Published Oct 14, 2009
jjjoy, LPN
2,801 Posts
Hi there! I've got a question for those who work with a system like MacLab in their cath lab.
How do you use the Event Log? For what? Certain time-stamp items need to be entered (eg, pt arrives, MD arrives, case start, case end), but what about the rest of the info recorded there?
The reason I ask is that our lab's Event Log is incredibly long recording the procedure step-by-step (though not always exactly consistent with the eventual dictation) and ends up being 3-4 pages long all by itself.
Maybe we shouldn't even include the Event Log in the printed report (goes into patient's med record) and use a different MacLab function if pieces of that info need to go into the patient's medical record.
Anyone into this at all??
dianah, ASN
8 Articles; 4,503 Posts
We use the MacLab but print out two reports.
One is the RN documentation, which contains all the VS and all the elements that fulfill the Moderate Sedation policy requirements for our facility.

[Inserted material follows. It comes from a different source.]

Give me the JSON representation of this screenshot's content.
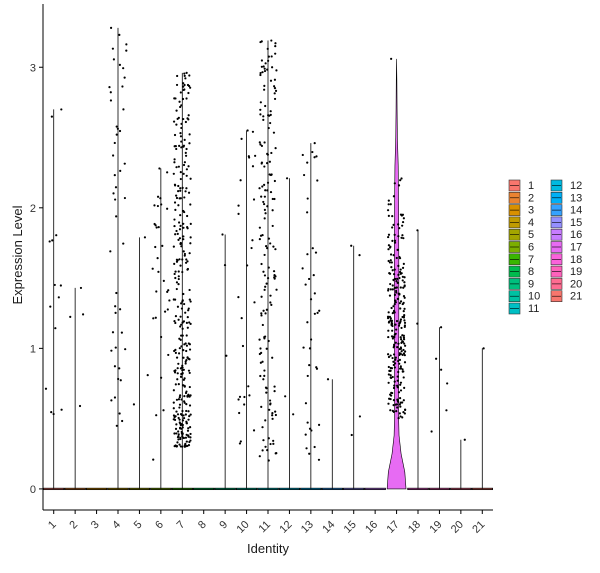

A copy of this goes into the pt's chart, and one is sent for scanning into the electronic chart.
Runs 4 pages long.
The other is the Event Log (RHC, LHC, Device Implant, etc), which is printed out for the Cardiologist's reference for his documentation.
This does not go into the chart.
Runs 7-9 or more pages, with pressure tracings etc.

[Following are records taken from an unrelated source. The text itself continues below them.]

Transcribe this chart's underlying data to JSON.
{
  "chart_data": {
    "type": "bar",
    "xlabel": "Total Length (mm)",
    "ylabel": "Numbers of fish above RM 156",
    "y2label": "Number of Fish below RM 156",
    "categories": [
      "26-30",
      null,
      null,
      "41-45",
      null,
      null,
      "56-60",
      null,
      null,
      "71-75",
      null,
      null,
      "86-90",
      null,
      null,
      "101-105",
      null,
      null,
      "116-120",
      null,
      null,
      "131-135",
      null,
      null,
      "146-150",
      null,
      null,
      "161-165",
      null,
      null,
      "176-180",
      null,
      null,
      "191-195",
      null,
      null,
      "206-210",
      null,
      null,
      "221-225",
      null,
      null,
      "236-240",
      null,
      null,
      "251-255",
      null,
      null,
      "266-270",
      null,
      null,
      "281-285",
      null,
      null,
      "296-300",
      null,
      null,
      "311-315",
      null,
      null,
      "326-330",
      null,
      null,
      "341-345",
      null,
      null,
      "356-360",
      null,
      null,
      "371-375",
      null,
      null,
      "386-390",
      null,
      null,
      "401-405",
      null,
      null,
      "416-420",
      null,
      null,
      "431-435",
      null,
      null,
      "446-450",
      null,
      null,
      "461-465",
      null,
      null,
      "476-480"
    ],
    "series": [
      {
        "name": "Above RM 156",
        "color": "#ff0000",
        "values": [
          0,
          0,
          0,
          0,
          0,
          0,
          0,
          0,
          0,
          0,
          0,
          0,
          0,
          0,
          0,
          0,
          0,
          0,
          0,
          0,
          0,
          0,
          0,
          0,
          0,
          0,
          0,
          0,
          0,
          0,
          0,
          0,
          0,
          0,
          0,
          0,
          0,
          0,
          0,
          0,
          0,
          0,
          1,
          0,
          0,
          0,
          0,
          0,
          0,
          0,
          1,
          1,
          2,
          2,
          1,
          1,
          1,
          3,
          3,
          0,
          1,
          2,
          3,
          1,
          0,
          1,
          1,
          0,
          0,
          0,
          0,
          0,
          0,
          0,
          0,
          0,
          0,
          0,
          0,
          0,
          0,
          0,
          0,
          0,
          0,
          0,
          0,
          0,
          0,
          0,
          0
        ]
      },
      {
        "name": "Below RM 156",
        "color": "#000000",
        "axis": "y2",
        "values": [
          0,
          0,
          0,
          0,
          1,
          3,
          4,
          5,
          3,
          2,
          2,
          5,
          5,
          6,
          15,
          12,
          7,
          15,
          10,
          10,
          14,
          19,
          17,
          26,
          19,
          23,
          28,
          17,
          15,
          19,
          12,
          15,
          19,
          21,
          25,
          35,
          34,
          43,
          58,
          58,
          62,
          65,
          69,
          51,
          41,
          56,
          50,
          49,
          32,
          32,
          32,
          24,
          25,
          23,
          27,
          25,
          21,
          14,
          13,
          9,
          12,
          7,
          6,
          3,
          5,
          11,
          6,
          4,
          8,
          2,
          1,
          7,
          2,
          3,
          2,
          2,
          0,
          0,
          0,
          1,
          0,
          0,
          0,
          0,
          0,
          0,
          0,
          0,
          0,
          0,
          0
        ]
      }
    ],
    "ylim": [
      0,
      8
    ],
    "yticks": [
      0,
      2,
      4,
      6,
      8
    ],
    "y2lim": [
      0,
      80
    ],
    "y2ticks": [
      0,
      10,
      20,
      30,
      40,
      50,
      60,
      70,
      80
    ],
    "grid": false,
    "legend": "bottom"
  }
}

Thanks for sharing!!! First off, I love the idea of not including the Event Log in the med record, and actually only including a few sections to keep it relatively short and relevant. I'll have to ask around if we can split the report similarly to yours. : )
How about meds used? How are they signed off? Our report includes the meds administered during the case (time, dosage, who administered it, etc). The physician signs off on the printed list at the end of the case.
Thanks again for sharing!! : )
Report includes meds given: time, dosage, route,who gave, and MD who ordered.
MD and RN sign the chart copy of the RN Report (the Moderate Sedation record).